Hello!

I got a pr from Peter Schott wrt PoshSSDTBuildDeploy not quite working as expected. Turns out there was a few bugs with a couple of the functions. And I noticed another one myself so there’s been a relative flurry of activity over on the GitHub. What bothered me though was that I was sure that I had tests to cover these bugs. Turns out I do have tests to cover the issue of spaces in folder names when passing a Nuget path, it was to do with some weird concatenation.

And so it got me to thinking of one the talks I went to at SQLBits was Ed Elliott talking about testing. And one thing he said which really stuck with me was the idea of complexity and confidence in testing. Basically it’s quite easy ot set up a Pester test to execute a function (and pass in a folder path to Nuget with spaces) in complete isolation, but in reality the result of that test gives me 0% confidence that it will work in Bamboo, VSTS, TeamCity, Octopus Deploy, etc.
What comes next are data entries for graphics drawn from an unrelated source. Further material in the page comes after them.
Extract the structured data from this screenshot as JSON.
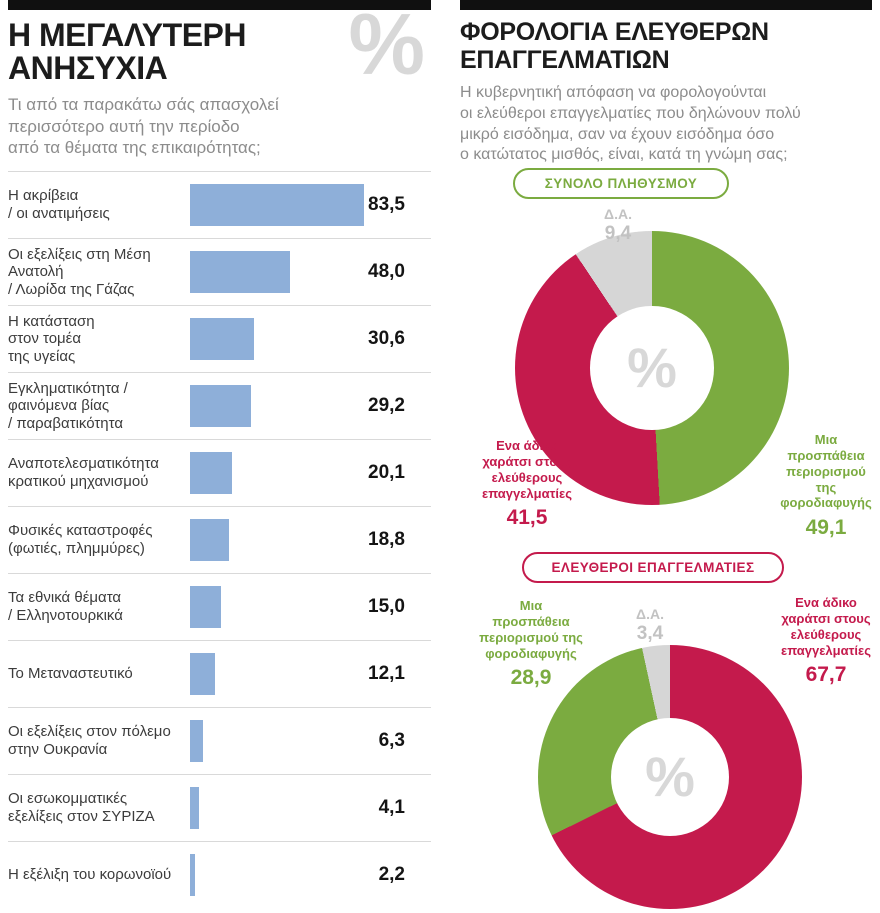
{
  "colors": {
    "bar_blue": "#8eafd9",
    "green": "#7bab40",
    "red": "#c41a4c",
    "gray_segment": "#d6d6d6",
    "muted_text": "#c2c2c2",
    "watermark": "#d8d8d8"
  },
  "left_panel": {
    "title": "Η ΜΕΓΑΛΥΤΕΡΗ\nΑΝΗΣΥΧΙΑ",
    "percent_watermark": "%",
    "subtitle": "Τι από τα παρακάτω σάς απασχολεί\nπερισσότερο αυτή την περίοδο\nαπό τα θέματα της επικαιρότητας;"
  },
  "right_panel": {
    "title": "ΦΟΡΟΛΟΓΙΑ ΕΛΕΥΘΕΡΩΝ\nΕΠΑΓΓΕΛΜΑΤΙΩΝ",
    "subtitle": "Η κυβερνητική απόφαση να φορολογούνται\nοι ελεύθεροι επαγγελματίες που δηλώνουν πολύ\nμικρό εισόδημα, σαν να έχουν εισόδημα όσο\nο κατώτατος μισθός, είναι, κατά τη γνώμη σας;",
    "percent_watermark": "%"
  },
  "chart_data": [
    {
      "type": "bar",
      "orientation": "horizontal",
      "title": "Η ΜΕΓΑΛΥΤΕΡΗ ΑΝΗΣΥΧΙΑ",
      "categories": [
        "Η ακρίβεια\n/ οι ανατιμήσεις",
        "Οι εξελίξεις στη Μέση\nΑνατολή\n / Λωρίδα της Γάζας",
        "Η κατάσταση\nστον τομέα\nτης υγείας",
        "Εγκληματικότητα /\nφαινόμενα βίας\n/ παραβατικότητα",
        "Αναποτελεσματικότητα\nκρατικού μηχανισμού",
        "Φυσικές καταστροφές\n(φωτιές, πλημμύρες)",
        "Τα εθνικά θέματα\n/ Ελληνοτουρκικά",
        "Το Μεταναστευτικό",
        "Οι εξελίξεις στον πόλεμο\nστην Ουκρανία",
        "Οι εσωκομματικές\nεξελίξεις στον ΣΥΡΙΖΑ",
        "Η εξέλιξη του κορωνοϊού"
      ],
      "values": [
        83.5,
        48.0,
        30.6,
        29.2,
        20.1,
        18.8,
        15.0,
        12.1,
        6.3,
        4.1,
        2.2
      ],
      "value_labels": [
        "83,5",
        "48,0",
        "30,6",
        "29,2",
        "20,1",
        "18,8",
        "15,0",
        "12,1",
        "6,3",
        "4,1",
        "2,2"
      ],
      "bar_color": "#8eafd9",
      "xlim": [
        0,
        100
      ]
    },
    {
      "type": "donut",
      "title": "ΣΥΝΟΛΟ ΠΛΗΘΥΣΜΟΥ",
      "title_color": "#7bab40",
      "center_symbol": "%",
      "segments": [
        {
          "name": "Μια προσπάθεια περιορισμού της φοροδιαφυγής",
          "label_lines": "Μια\nπροσπάθεια\nπεριορισμού της\nφοροδιαφυγής",
          "value": 49.1,
          "value_label": "49,1",
          "color": "#7bab40"
        },
        {
          "name": "Ενα άδικο χαράτσι στους ελεύθερους επαγγελματίες",
          "label_lines": "Ενα άδικο\nχαράτσι στους\nελεύθερους\nεπαγγελματίες",
          "value": 41.5,
          "value_label": "41,5",
          "color": "#c41a4c"
        },
        {
          "name": "Δ.Α.",
          "label_lines": "Δ.Α.",
          "value": 9.4,
          "value_label": "9,4",
          "color": "#d6d6d6"
        }
      ]
    },
    {
      "type": "donut",
      "title": "ΕΛΕΥΘΕΡΟΙ ΕΠΑΓΓΕΛΜΑΤΙΕΣ",
      "title_color": "#c41a4c",
      "center_symbol": "%",
      "segments": [
        {
          "name": "Ενα άδικο χαράτσι στους ελεύθερους επαγγελματίες",
          "label_lines": "Ενα άδικο\nχαράτσι στους\nελεύθερους\nεπαγγελματίες",
          "value": 67.7,
          "value_label": "67,7",
          "color": "#c41a4c"
        },
        {
          "name": "Μια προσπάθεια περιορισμού της φοροδιαφυγής",
          "label_lines": "Μια\nπροσπάθεια\nπεριορισμού της\nφοροδιαφυγής",
          "value": 28.9,
          "value_label": "28,9",
          "color": "#7bab40"
        },
        {
          "name": "Δ.Α.",
          "label_lines": "Δ.Α.",
          "value": 3.4,
          "value_label": "3,4",
          "color": "#d6d6d6"
        }
      ]
    }
  ]
}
What I really need to do is rather than run my tests and then publish, I need to set up a whole build and deploy process for the most popular tools that are used to create pipelines, and have them as release phases prior to publishing.

The thought of setting up a box with the assortment of tools, plus the sql instances to deploy to is not something that I am necessarily relishing, never mind even setting up each one with a build/deploy process for a database using my module, but to be honest the only way I really can say with any confidence that PoshSSDT will work in the context it’s going to use, I’m going to have to get complex.
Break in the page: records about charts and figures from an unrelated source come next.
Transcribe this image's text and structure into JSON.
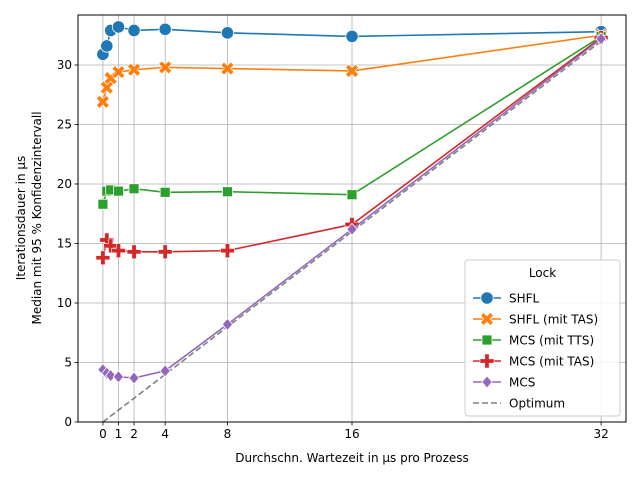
{
  "chart_data": {
    "type": "line",
    "title": "",
    "xlabel": "Durchschn. Wartezeit in µs pro Prozess",
    "ylabel_lines": [
      "Iterationsdauer in µs",
      "Median mit 95 % Konfidenzintervall"
    ],
    "xlim": [
      -1.6,
      33.6
    ],
    "ylim": [
      0,
      34.2
    ],
    "xticks": [
      0,
      1,
      2,
      4,
      8,
      16,
      32
    ],
    "yticks": [
      0,
      5,
      10,
      15,
      20,
      25,
      30
    ],
    "grid": true,
    "legend": {
      "title": "Lock",
      "placement": "lower-right"
    },
    "series": [
      {
        "name": "SHFL",
        "color": "#1f77b4",
        "marker": "circle",
        "points": [
          [
            0,
            30.9
          ],
          [
            0.25,
            31.6
          ],
          [
            0.5,
            32.9
          ],
          [
            1,
            33.2
          ],
          [
            2,
            32.9
          ],
          [
            4,
            33.0
          ],
          [
            8,
            32.7
          ],
          [
            16,
            32.4
          ],
          [
            32,
            32.8
          ]
        ]
      },
      {
        "name": "SHFL (mit TAS)",
        "color": "#ff7f0e",
        "marker": "x",
        "points": [
          [
            0,
            26.9
          ],
          [
            0.25,
            28.1
          ],
          [
            0.5,
            28.9
          ],
          [
            1,
            29.4
          ],
          [
            2,
            29.6
          ],
          [
            4,
            29.8
          ],
          [
            8,
            29.7
          ],
          [
            16,
            29.5
          ],
          [
            32,
            32.5
          ]
        ]
      },
      {
        "name": "MCS (mit TTS)",
        "color": "#2ca02c",
        "marker": "square",
        "points": [
          [
            0,
            18.3
          ],
          [
            0.25,
            19.4
          ],
          [
            0.5,
            19.5
          ],
          [
            1,
            19.4
          ],
          [
            2,
            19.6
          ],
          [
            4,
            19.3
          ],
          [
            8,
            19.35
          ],
          [
            16,
            19.1
          ],
          [
            32,
            32.4
          ]
        ]
      },
      {
        "name": "MCS (mit TAS)",
        "color": "#d62728",
        "marker": "plus",
        "points": [
          [
            0,
            13.8
          ],
          [
            0.25,
            15.3
          ],
          [
            0.5,
            14.8
          ],
          [
            1,
            14.4
          ],
          [
            2,
            14.3
          ],
          [
            4,
            14.3
          ],
          [
            8,
            14.4
          ],
          [
            16,
            16.6
          ],
          [
            32,
            32.3
          ]
        ]
      },
      {
        "name": "MCS",
        "color": "#9467bd",
        "marker": "diamond",
        "points": [
          [
            0,
            4.4
          ],
          [
            0.25,
            4.1
          ],
          [
            0.5,
            3.9
          ],
          [
            1,
            3.8
          ],
          [
            2,
            3.7
          ],
          [
            4,
            4.3
          ],
          [
            8,
            8.2
          ],
          [
            16,
            16.2
          ],
          [
            32,
            32.2
          ]
        ]
      },
      {
        "name": "Optimum",
        "color": "#7f7f7f",
        "marker": "none",
        "dashed": true,
        "points": [
          [
            0,
            0
          ],
          [
            32,
            32
          ]
        ]
      }
    ]
  }
}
In other news, I’m currently having fun with an ADF pipeline not failing when an activity fails. I suspect it has everything to do with this activity calling the final activity in the pipeline “on completion”. Meaning that I will have to create an extra activity and set that to run “on failed” and change the original activity to on “completion”. Ultimately the same activity will run, it’s ust the context. If this does indeed cause the pipeline to be set to failed when said activity does fail then I will like ADF a little bit less. I’ve struggled to reconcile how I feel about ADF. It has some decent features in that you can get up and running pretty quickly, but the lack of ability to test what it does has been a pain point. The solution is to make sure that the underlying process is well tested, but it comes back to the complexity vs. confidence testing quandry, in that you cannot be totally confident that something works if you are testing in isolation. There’s also the issue about storing your ADF’s in source code. Gavin Campbell’s talk at sqlbits covers its shortcomings very well.